Kementerian Komunikasi dan Digital (Komdigi) telah memanggil perwakilan dari Google dan Meta untuk membahas kepatuhan terhadap regulasi usia pengguna media sosial. Dalam pertemuan tersebut, TikTok menyatakan komitmennya untuk mematuhi peraturan pembatasan akses sesuai dengan PP Tunas, yang mengatur penggunaan media sosial oleh anak-anak.
TikTok mengklaim memiliki lebih dari 50 pengaturan keamanan untuk remaja, yang dirancang untuk melindungi pengguna muda dari konten yang tidak pantas. Selain itu, TikTok juga menyatakan, “Kami akan terus terlibat secara konstruktif dengan Komdigi dalam proses penilaian mandiri,” menunjukkan keseriusan mereka dalam mematuhi regulasi yang berlaku.
Sementara itu, Meta telah meluncurkan Akun Remaja untuk Instagram dan Facebook di Indonesia, yang bertujuan untuk memberikan pengalaman yang lebih aman bagi pengguna muda. Meta mengungkapkan, “Kami telah menempatkan puluhan juta remaja Indonesia di Facebook dan Instagram ke dalam Akun Remaja,” menandakan langkah proaktif mereka dalam memenuhi permintaan pemerintah.
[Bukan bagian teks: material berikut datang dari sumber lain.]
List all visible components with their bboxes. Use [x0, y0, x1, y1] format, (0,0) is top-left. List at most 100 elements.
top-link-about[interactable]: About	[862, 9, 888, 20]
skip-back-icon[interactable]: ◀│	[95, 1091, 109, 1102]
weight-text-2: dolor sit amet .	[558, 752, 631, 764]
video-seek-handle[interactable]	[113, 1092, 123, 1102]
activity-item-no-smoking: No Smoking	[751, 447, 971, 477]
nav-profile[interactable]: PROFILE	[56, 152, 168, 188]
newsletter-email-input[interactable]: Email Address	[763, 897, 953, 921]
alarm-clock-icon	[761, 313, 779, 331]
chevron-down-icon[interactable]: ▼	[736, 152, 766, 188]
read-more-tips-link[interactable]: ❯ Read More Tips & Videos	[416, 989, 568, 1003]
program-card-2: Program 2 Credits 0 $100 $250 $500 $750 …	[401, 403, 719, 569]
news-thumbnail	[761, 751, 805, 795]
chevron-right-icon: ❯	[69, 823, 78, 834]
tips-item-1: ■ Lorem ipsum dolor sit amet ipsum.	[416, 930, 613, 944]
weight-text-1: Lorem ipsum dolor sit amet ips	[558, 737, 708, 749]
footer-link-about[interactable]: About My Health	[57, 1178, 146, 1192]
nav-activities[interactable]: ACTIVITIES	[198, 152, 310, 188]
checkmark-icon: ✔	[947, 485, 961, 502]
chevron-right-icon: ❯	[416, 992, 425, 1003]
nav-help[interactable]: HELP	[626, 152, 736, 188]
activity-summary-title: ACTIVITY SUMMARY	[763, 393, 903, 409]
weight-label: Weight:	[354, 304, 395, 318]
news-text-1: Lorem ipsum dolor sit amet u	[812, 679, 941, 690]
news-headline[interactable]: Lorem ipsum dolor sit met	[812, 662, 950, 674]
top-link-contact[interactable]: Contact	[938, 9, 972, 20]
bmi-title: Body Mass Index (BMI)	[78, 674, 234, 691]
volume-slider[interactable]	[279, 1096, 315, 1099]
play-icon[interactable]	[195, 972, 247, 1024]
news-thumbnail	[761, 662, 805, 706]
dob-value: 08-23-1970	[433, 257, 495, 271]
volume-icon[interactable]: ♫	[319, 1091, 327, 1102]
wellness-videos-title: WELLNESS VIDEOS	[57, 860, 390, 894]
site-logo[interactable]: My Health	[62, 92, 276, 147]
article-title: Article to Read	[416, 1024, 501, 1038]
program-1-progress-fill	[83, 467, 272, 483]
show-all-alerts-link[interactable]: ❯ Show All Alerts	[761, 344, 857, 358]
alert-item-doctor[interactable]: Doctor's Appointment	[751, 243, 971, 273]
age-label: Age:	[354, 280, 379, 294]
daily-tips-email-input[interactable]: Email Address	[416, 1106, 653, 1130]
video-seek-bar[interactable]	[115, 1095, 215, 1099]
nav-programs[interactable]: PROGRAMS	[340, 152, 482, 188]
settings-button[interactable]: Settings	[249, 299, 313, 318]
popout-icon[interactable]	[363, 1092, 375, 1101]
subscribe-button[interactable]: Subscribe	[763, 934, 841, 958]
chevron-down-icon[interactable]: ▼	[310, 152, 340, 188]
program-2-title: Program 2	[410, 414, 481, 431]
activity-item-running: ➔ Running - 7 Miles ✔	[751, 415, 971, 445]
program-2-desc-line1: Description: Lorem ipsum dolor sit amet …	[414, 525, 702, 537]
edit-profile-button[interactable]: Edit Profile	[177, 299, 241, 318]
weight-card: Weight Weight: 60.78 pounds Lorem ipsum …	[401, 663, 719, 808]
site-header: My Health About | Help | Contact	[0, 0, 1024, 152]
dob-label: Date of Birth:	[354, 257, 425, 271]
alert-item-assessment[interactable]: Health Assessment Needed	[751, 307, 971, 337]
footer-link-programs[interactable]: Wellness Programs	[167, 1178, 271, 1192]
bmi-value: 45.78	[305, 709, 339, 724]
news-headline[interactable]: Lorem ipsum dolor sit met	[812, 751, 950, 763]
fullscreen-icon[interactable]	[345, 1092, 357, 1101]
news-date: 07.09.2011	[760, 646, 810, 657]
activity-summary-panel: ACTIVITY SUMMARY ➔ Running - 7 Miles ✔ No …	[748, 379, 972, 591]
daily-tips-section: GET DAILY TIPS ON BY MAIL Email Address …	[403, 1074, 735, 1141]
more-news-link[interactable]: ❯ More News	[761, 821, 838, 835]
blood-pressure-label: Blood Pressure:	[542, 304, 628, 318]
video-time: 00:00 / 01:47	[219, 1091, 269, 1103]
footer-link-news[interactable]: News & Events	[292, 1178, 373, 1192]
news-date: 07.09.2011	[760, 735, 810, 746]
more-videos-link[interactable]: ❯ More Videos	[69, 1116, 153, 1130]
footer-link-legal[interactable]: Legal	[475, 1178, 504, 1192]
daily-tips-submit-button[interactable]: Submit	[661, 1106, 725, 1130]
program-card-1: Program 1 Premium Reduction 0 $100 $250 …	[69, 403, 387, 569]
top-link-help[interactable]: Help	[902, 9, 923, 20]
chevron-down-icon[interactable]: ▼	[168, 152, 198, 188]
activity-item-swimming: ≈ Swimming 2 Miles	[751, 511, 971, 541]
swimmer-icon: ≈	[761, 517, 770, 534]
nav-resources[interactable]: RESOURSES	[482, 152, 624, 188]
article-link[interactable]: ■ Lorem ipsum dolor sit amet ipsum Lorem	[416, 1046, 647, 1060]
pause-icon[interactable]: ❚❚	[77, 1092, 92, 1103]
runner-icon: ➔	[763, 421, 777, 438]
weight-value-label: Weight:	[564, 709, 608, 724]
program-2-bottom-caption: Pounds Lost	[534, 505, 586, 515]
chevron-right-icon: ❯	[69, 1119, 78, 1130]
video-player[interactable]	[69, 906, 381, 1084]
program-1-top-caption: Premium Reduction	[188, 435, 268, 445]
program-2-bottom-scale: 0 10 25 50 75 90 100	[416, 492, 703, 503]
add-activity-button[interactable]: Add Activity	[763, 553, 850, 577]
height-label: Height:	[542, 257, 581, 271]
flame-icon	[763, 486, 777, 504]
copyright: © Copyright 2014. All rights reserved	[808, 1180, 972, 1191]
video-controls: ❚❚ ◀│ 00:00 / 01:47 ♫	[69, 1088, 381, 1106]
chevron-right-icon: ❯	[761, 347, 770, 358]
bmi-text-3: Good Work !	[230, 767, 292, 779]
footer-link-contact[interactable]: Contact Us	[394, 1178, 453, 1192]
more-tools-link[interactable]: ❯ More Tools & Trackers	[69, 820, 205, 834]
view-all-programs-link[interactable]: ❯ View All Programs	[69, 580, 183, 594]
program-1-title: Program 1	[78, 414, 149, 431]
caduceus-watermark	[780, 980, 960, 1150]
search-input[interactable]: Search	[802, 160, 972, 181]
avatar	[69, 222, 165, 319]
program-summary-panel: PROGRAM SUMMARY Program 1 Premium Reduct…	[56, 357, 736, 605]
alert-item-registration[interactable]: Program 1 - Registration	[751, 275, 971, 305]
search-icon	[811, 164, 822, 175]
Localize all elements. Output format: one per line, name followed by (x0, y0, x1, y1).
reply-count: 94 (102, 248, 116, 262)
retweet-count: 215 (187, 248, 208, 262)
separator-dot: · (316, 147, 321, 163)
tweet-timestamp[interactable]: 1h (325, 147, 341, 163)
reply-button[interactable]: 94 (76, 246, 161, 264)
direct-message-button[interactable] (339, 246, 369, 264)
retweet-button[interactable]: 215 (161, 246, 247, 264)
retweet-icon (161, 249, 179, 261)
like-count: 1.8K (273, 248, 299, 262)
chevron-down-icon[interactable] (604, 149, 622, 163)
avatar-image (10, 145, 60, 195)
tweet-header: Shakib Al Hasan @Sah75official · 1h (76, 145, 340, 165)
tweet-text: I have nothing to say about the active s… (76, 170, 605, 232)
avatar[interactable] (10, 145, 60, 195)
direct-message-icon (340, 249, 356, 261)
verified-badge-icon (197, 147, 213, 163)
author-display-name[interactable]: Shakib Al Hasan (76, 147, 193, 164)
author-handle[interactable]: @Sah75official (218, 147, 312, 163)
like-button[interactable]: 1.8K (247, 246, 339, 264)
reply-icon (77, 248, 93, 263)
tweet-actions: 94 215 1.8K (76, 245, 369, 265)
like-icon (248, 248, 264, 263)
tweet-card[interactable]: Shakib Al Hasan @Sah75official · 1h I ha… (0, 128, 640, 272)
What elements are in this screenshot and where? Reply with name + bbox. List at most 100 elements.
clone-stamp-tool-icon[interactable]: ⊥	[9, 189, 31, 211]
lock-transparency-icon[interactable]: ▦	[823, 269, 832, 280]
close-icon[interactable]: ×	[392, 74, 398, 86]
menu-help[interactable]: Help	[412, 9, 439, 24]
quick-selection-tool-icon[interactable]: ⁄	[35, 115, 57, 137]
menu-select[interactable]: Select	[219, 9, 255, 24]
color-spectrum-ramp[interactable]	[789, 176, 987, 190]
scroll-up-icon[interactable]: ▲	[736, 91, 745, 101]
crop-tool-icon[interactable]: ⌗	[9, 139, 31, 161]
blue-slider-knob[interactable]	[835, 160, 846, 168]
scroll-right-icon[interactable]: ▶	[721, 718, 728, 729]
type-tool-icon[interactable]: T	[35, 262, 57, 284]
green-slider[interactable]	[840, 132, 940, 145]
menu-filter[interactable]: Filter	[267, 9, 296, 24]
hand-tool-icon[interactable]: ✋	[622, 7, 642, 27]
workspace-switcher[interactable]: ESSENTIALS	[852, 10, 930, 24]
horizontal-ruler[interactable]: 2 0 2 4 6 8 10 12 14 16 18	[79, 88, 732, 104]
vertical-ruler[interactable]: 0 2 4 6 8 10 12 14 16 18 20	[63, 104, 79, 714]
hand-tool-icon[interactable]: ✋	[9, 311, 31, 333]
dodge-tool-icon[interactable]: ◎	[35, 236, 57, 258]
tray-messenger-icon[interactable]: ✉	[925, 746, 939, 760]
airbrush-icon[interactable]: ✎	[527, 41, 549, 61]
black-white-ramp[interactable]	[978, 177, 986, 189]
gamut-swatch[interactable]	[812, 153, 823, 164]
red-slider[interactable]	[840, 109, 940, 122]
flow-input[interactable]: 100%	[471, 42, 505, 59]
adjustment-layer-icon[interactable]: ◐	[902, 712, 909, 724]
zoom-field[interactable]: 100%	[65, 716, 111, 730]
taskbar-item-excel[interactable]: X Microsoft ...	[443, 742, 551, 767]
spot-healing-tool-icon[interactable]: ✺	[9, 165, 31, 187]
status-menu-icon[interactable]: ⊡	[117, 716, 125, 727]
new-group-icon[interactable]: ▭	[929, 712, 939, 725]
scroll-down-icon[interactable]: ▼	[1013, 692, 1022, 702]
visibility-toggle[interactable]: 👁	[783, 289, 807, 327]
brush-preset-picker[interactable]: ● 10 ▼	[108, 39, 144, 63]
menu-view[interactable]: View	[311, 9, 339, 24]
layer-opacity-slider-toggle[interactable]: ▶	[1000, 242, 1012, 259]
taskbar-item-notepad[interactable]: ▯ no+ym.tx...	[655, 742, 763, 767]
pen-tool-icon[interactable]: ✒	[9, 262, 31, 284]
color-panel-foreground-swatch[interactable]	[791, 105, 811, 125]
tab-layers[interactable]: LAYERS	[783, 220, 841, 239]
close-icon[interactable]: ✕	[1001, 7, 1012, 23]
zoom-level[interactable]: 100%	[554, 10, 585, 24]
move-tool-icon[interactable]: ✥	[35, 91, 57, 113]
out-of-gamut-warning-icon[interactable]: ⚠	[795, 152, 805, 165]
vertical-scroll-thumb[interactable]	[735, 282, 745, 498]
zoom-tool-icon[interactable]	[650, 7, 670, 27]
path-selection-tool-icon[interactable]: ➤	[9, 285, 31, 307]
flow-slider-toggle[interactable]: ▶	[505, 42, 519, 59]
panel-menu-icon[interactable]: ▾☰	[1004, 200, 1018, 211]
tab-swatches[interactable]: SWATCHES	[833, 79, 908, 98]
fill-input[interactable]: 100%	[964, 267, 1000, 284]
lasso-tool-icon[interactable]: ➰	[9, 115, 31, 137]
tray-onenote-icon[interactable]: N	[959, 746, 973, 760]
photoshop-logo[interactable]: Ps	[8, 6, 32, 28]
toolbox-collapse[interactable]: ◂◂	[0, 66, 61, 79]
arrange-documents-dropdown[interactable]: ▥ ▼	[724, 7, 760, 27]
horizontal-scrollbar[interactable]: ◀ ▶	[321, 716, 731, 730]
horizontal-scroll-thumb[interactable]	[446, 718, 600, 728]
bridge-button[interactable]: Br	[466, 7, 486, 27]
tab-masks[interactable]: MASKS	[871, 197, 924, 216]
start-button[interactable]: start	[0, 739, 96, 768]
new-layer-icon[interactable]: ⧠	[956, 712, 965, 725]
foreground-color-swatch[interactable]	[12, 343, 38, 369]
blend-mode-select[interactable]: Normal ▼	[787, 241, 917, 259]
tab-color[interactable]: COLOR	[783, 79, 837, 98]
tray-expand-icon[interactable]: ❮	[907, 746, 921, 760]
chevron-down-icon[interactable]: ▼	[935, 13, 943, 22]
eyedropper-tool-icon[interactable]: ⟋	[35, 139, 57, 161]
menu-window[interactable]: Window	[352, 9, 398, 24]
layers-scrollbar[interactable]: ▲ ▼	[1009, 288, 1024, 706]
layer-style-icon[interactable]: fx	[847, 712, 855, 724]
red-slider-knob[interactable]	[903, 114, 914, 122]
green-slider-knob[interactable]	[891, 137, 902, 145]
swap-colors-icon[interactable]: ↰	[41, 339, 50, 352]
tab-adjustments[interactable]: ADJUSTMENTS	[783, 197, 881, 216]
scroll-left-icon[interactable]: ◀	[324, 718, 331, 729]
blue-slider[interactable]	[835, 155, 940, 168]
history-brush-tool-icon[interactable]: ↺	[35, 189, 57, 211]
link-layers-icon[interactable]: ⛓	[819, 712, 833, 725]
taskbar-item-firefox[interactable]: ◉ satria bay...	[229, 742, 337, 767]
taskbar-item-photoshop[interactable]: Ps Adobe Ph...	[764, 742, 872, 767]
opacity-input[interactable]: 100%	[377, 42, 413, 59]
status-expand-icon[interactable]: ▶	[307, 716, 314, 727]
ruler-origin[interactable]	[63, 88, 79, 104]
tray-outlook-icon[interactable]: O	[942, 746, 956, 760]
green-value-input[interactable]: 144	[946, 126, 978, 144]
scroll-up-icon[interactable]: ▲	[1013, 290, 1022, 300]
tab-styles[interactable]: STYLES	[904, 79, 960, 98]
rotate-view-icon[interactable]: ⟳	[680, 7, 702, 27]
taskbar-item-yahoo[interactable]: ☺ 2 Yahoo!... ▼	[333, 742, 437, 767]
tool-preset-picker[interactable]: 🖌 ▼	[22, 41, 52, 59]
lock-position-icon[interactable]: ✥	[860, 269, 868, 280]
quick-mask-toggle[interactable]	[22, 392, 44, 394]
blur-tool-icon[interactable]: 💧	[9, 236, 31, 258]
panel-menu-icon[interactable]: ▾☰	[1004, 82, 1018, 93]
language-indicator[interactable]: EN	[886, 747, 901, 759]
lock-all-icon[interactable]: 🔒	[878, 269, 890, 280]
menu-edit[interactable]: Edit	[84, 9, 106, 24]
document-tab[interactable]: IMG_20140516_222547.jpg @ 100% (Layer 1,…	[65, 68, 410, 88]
Pemerintah Indonesia juga telah menginstruksikan semua platform digital untuk menyelaraskan produk mereka sesuai dengan peraturan yang berlaku. X dan Bigo Live telah menunjukkan kepatuhan terhadap regulasi Indonesia, yang menunjukkan bahwa langkah-langkah ini mulai mendapatkan perhatian dari berbagai platform media sosial.
Dalam konteks ini, TikTok juga melaporkan bahwa 99.1% konten yang dihapus secara proaktif, menunjukkan upaya mereka untuk menjaga keamanan dan kenyamanan pengguna. Namun, dengan adanya pembatasan ini, banyak yang bertanya-tanya bagaimana platform lain akan beradaptasi dengan kebijakan baru ini.
Dengan adanya langkah-langkah ini, diharapkan akan ada peningkatan dalam perlindungan anak di dunia digital. Namun, detail lebih lanjut mengenai implementasi dan dampak dari kebijakan ini masih perlu dikonfirmasi.